Single Interventions (Pharmacological or Renal Denervation) Are Not Sufficient to Achieve Blood Pressure Control in Resistant Hypertension a Systematic Review and Meta-Analysis

Scritto il 16/06/2026
da Konstantinos Tsioufis

Hypertension. 2026 Jun 16. doi: 10.1161/HYPERTENSIONAHA.126.26756. Online ahead of print.

ABSTRACT

BACKGROUND: Resistant hypertension remains a major clinical challenge. This systematic review/meta-analysis evaluated whether the addition of a single pharmacological or device-based intervention (renal denervation [RDN]) can achieve effective blood pressure (BP) control in patients with true resistant hypertension.

METHODS: A systematic search of MEDLINE/PubMed was performed to identify studies assessing the antihypertensive effects of adding a single pharmacological or device-based intervention in patients with true resistant hypertension. Primary analyses were conducted using a single-arm framework.

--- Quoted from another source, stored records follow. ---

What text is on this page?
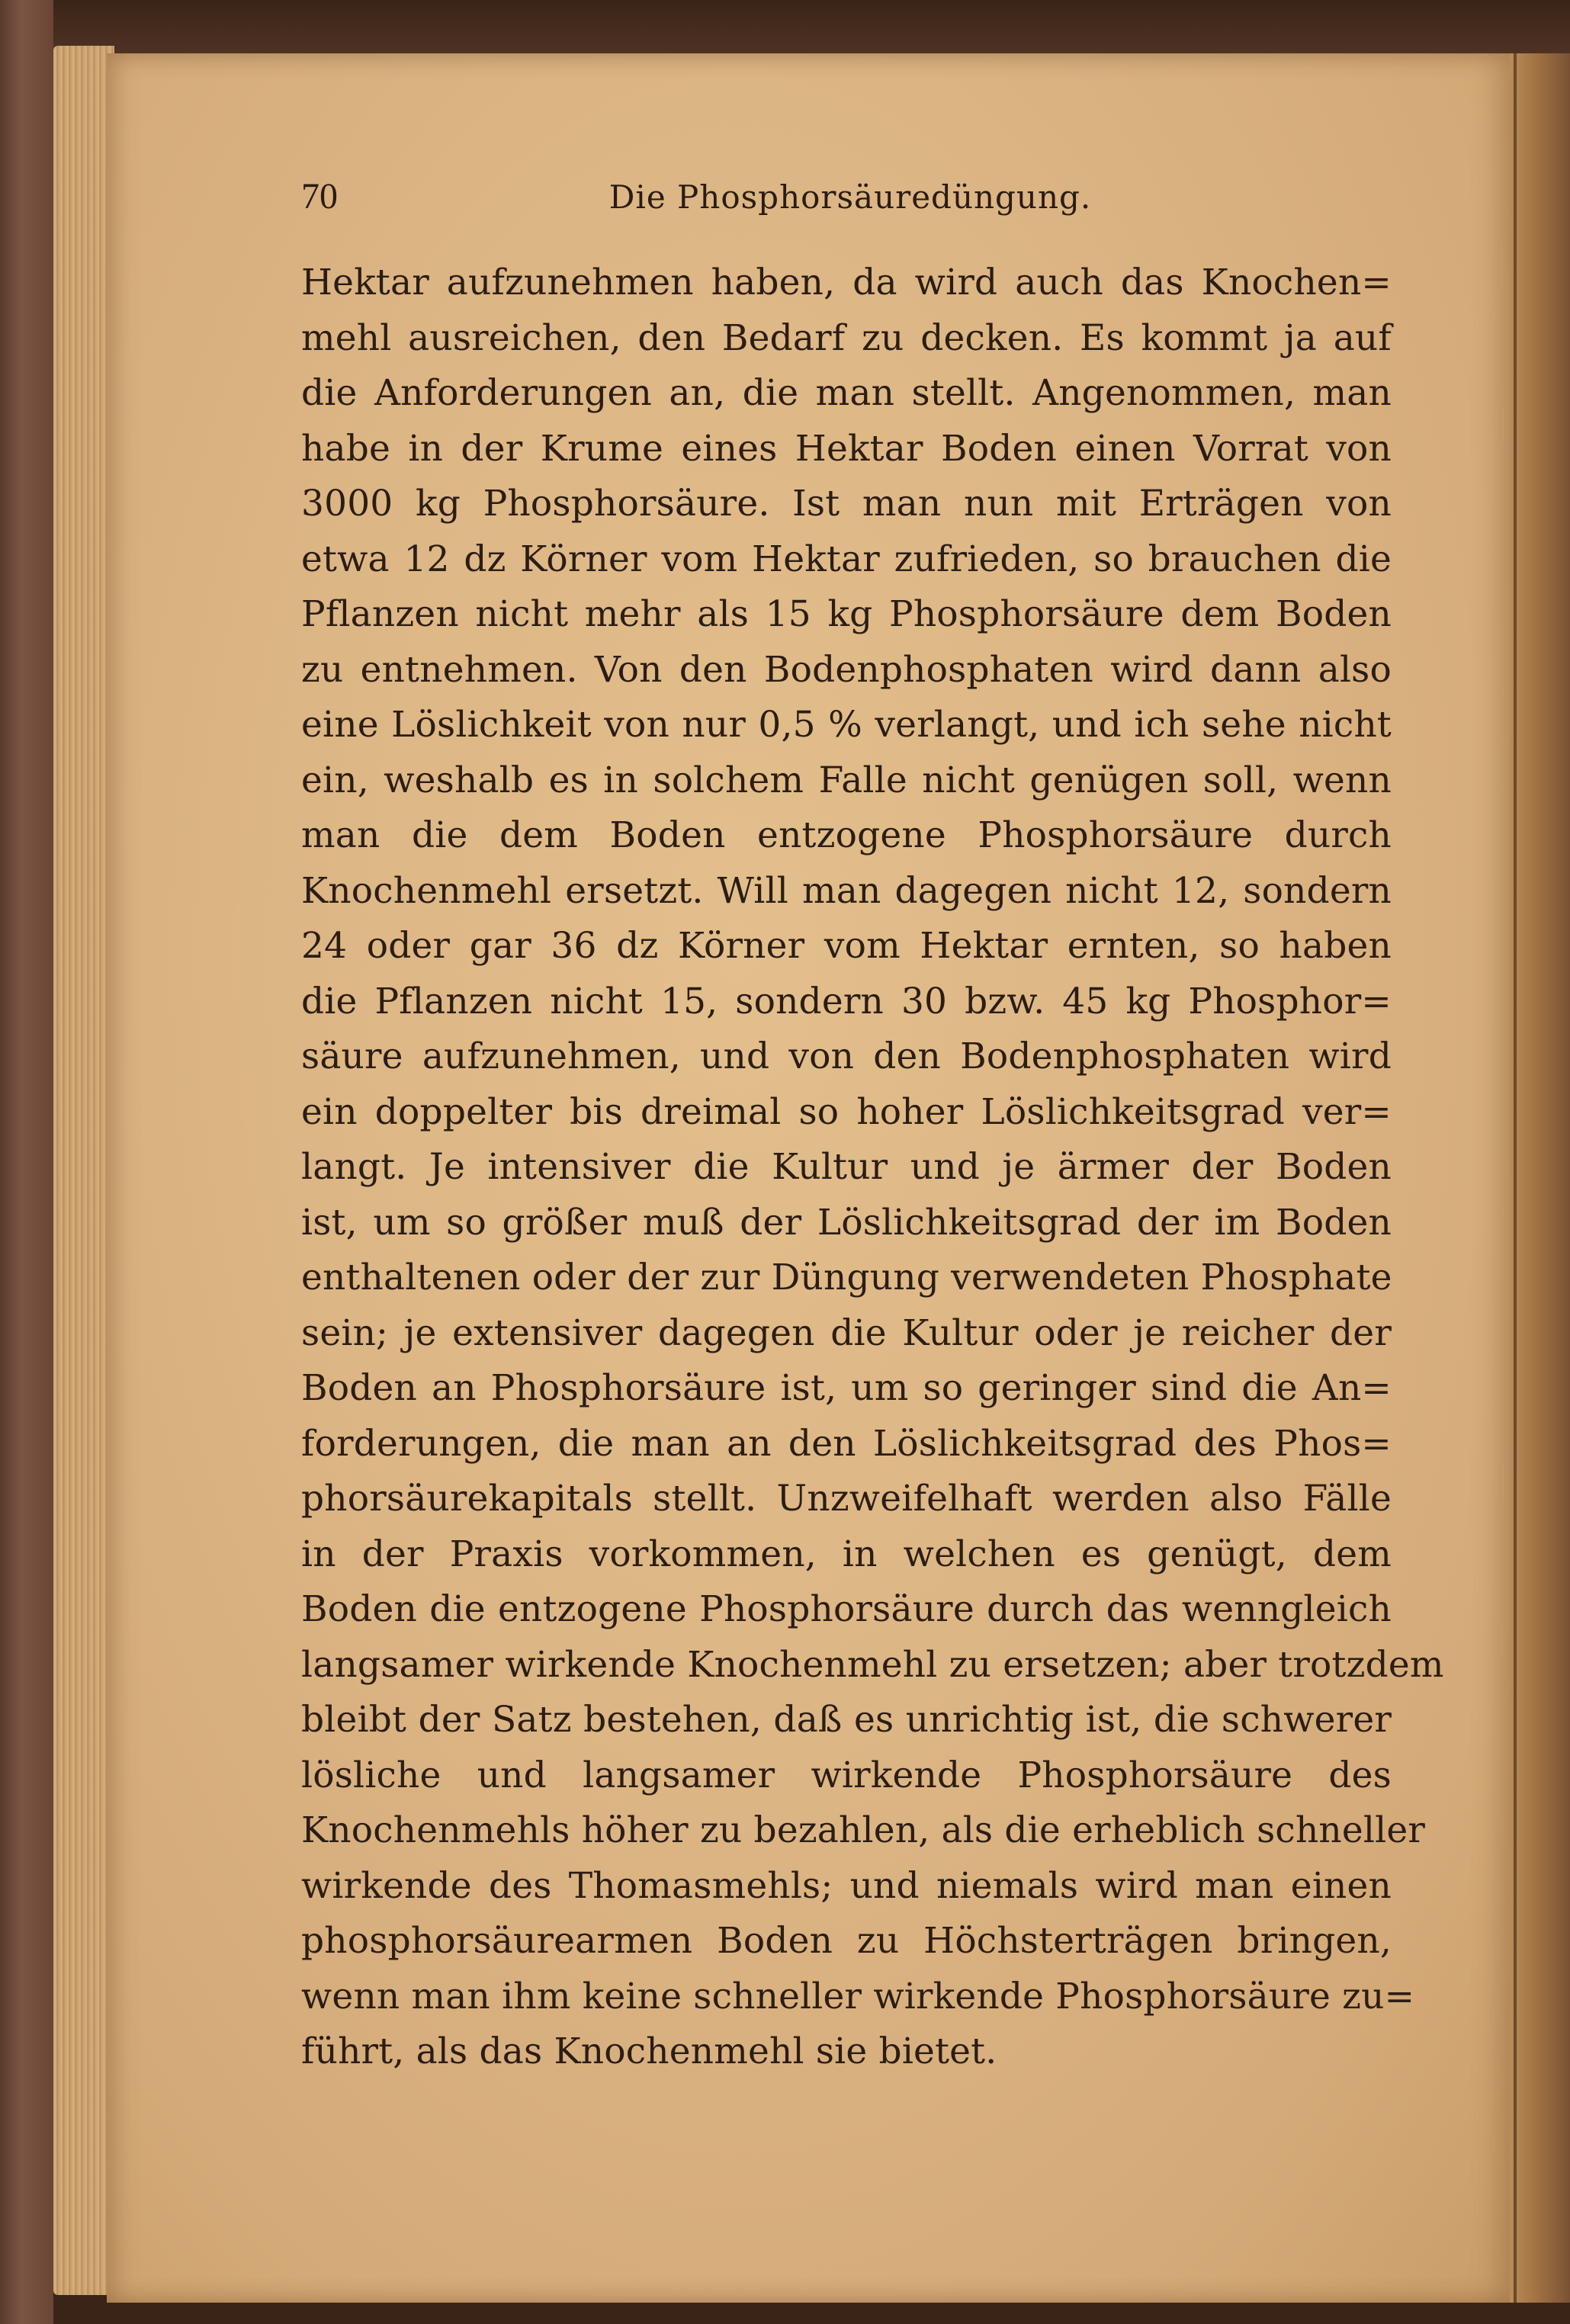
70	Die Phosphorsäuredüngung.
Hektar aufzunehmen haben, da wird auch das Knochen=
mehl ausreichen, den Bedarf zu decken. Es kommt ja auf
die Anforderungen an, die man stellt. Angenommen, man
habe in der Krume eines Hektar Boden einen Vorrat von
3000 kg Phosphorsäure. Ist man nun mit Erträgen von
etwa 12 dz Körner vom Hektar zufrieden, so brauchen die
Pflanzen nicht mehr als 15 kg Phosphorsäure dem Boden
zu entnehmen. Von den Bodenphosphaten wird dann also
eine Löslichkeit von nur 0,5 % verlangt, und ich sehe nicht
ein, weshalb es in solchem Falle nicht genügen soll, wenn
man die dem Boden entzogene Phosphorsäure durch
Knochenmehl ersetzt. Will man dagegen nicht 12, sondern
24 oder gar 36 dz Körner vom Hektar ernten, so haben
die Pflanzen nicht 15, sondern 30 bzw. 45 kg Phosphor=
säure aufzunehmen, und von den Bodenphosphaten wird
ein doppelter bis dreimal so hoher Löslichkeitsgrad ver=
langt. Je intensiver die Kultur und je ärmer der Boden
ist, um so größer muß der Löslichkeitsgrad der im Boden
enthaltenen oder der zur Düngung verwendeten Phosphate
sein; je extensiver dagegen die Kultur oder je reicher der
Boden an Phosphorsäure ist, um so geringer sind die An=
forderungen, die man an den Löslichkeitsgrad des Phos=
phorsäurekapitals stellt. Unzweifelhaft werden also Fälle
in der Praxis vorkommen, in welchen es genügt, dem
Boden die entzogene Phosphorsäure durch das wenngleich
langsamer wirkende Knochenmehl zu ersetzen; aber trotzdem
bleibt der Satz bestehen, daß es unrichtig ist, die schwerer
lösliche und langsamer wirkende Phosphorsäure des
Knochenmehls höher zu bezahlen, als die erheblich schneller
wirkende des Thomasmehls; und niemals wird man einen
phosphorsäurearmen Boden zu Höchsterträgen bringen,
wenn man ihm keine schneller wirkende Phosphorsäure zu=
führt, als das Knochenmehl sie bietet.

RESULTS: Sixty-eight studies were included (n=6297; weighted mean age, 60 years; males 60%; diabetes 35%; smoking 16%; cardiovascular disease 27%). Participants received an average of 4.8 antihypertensive medications, with baseline office BP of 164/92 mm Hg and 24-hour ambulatory BP of 148/85 mm Hg. The median follow-up was 6 months. Meta-analysis of 58 studies (n=4579; 52% RDN) demonstrated a pooled mean 24-hour systolic ambulatory BP reduction from baseline of -11.3 mm Hg (95% CI, -12.3 to -10.2). Meta-analysis of 15 studies (n=2700; 15% RDN) showed a pooled hypertension control rate during follow-up of 35% (95% CI, 28-42). No significant differences were observed between RDN and pharmacotherapy or between randomized and nonrandomized studies.

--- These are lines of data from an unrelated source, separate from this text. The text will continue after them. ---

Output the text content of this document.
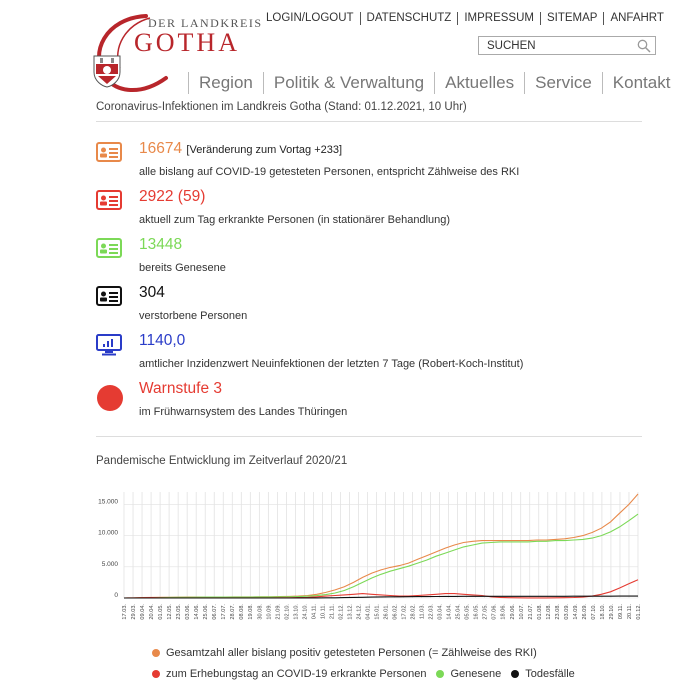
DER LANDKREIS
GOTHA
LOGIN/LOGOUT	DATENSCHUTZ	IMPRESSUM	SITEMAP	ANFAHRT
SUCHEN
Region	Politik & Verwaltung	Aktuelles	Service	Kontakt
Coronavirus-Infektionen im Landkreis Gotha (Stand: 01.12.2021, 10 Uhr)
16674 [Veränderung zum Vortag +233]
alle bislang auf COVID-19 getesteten Personen, entspricht Zählweise des RKI
2922 (59)
aktuell zum Tag erkrankte Personen (in stationärer Behandlung)
13448
bereits Genesene
304
verstorbene Personen
1140,0
amtlicher Inzidenzwert Neuinfektionen der letzten 7 Tage (Robert-Koch-Institut)
Warnstufe 3
im Frühwarnsystem des Landes Thüringen
Pandemische Entwicklung im Zeitverlauf 2020/21
17.03. 29.03. 09.04. 20.04. 01.05. 12.05. 23.05. 03.06. 14.06. 25.06. 06.07. 17.07. 28.07. 08.08. 19.08. 30.08. 10.09. 21.09. 02.10. 13.10. 24.10. 04.11. 10.11. 21.11. 02.12. 13.12. 24.12. 04.01. 15.01. 26.01. 06.02. 17.02. 28.02. 11.03. 22.03. 03.04. 14.04. 25.04. 05.05. 16.05. 27.05. 07.06. 18.06. 29.06. 10.07. 21.07. 01.08. 12.08. 23.08. 03.09. 14.09. 26.09. 07.10. 18.10. 29.10. 09.11. 20.11. 01.12.
0
5.000
10.000
15.000
Gesamtzahl aller bislang positiv getesteten Personen (= Zählweise des RKI)
zum Erhebungstag an COVID-19 erkrankte Personen Genesene Todesfälle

CONCLUSIONS: A single intervention-either pharmacological or RDN-on top of guideline-directed background therapy resulted in clinically meaningful BP reduction in patients with true resistant hypertension; however, only one-third of patients achieved BP control. Future clinical trials are needed to evaluate whether combination treatment strategies integrating optimized pharmacological regimens with RDN can provide more effective and durable BP control in this particularly challenging patient population.